Representatives from the UK marine leisure industry are urging members to respond to an HMRC consultation following the announcement that private pleasure craft will be prohibited from using red diesel.
 
In 2018, the European Court of Justice ruled that the UK should ban red diesel for private pleasure craft because the way red diesel is taxed contravenes the Fuel Marker Directive. The consultation outlines the likely timescales required for a move to white diesel and poses a number of questions to owners of diesel-powered craft.
 
Insurmountable problems
 
The Inland Waterways Association (IWA), Cruising Association and Royal Yachting Association (RYA) are appealing to members to ensure their voices are heard. A consortium made up of the three plus British Marine met HMRC officials last year and argued that a change to white diesel would create ‘insurmountable problems’ for boat users and the industry.
 
Whilst red diesel could continue to be used for heating, it would have to be in a separate tank.

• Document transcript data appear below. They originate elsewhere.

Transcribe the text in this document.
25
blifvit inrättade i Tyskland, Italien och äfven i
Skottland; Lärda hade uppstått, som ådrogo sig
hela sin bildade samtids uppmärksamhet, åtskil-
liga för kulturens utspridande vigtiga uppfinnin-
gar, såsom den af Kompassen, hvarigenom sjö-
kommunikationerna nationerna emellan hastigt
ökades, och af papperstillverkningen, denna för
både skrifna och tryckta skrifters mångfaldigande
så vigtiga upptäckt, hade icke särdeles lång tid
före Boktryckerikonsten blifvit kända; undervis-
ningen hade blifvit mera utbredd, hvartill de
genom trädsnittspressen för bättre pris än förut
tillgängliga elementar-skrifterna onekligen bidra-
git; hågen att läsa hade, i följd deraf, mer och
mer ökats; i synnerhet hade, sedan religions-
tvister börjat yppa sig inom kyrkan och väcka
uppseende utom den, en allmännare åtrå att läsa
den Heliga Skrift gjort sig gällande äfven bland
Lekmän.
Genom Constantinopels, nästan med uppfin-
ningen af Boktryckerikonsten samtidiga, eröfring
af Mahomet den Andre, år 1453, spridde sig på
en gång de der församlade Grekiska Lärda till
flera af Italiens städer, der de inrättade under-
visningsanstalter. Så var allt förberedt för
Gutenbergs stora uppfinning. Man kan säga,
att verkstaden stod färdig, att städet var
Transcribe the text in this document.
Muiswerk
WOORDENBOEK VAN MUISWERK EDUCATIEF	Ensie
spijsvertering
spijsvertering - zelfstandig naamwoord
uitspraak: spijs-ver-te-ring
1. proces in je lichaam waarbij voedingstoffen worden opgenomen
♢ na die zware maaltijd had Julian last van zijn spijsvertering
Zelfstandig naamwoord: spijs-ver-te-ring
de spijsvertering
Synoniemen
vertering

The IWA argues that it is not practical for most boats that use inland waterways to have two tanks, that modifications might be inappropriate and that suppliers would be reluctant to provide both types.
 
The RYA similarly raises concerns about the ‘many practical issues that implementation will bring’. Because this comes as a result of an EU ruling, it asks the government not to implement the change in the event of a ‘no deal’ Brexit. The RYA is also lobbying for new legislation to include a transition period of sufficient length to recognise that changes will need to be made to the supply system and that the marker dye in red diesel will be detectable in fuel system for a considerable period of time after swapping to white diesel.
 
HMRC is seeking responses from individuals and will not accept compilations. The consultation can be found on the government's website.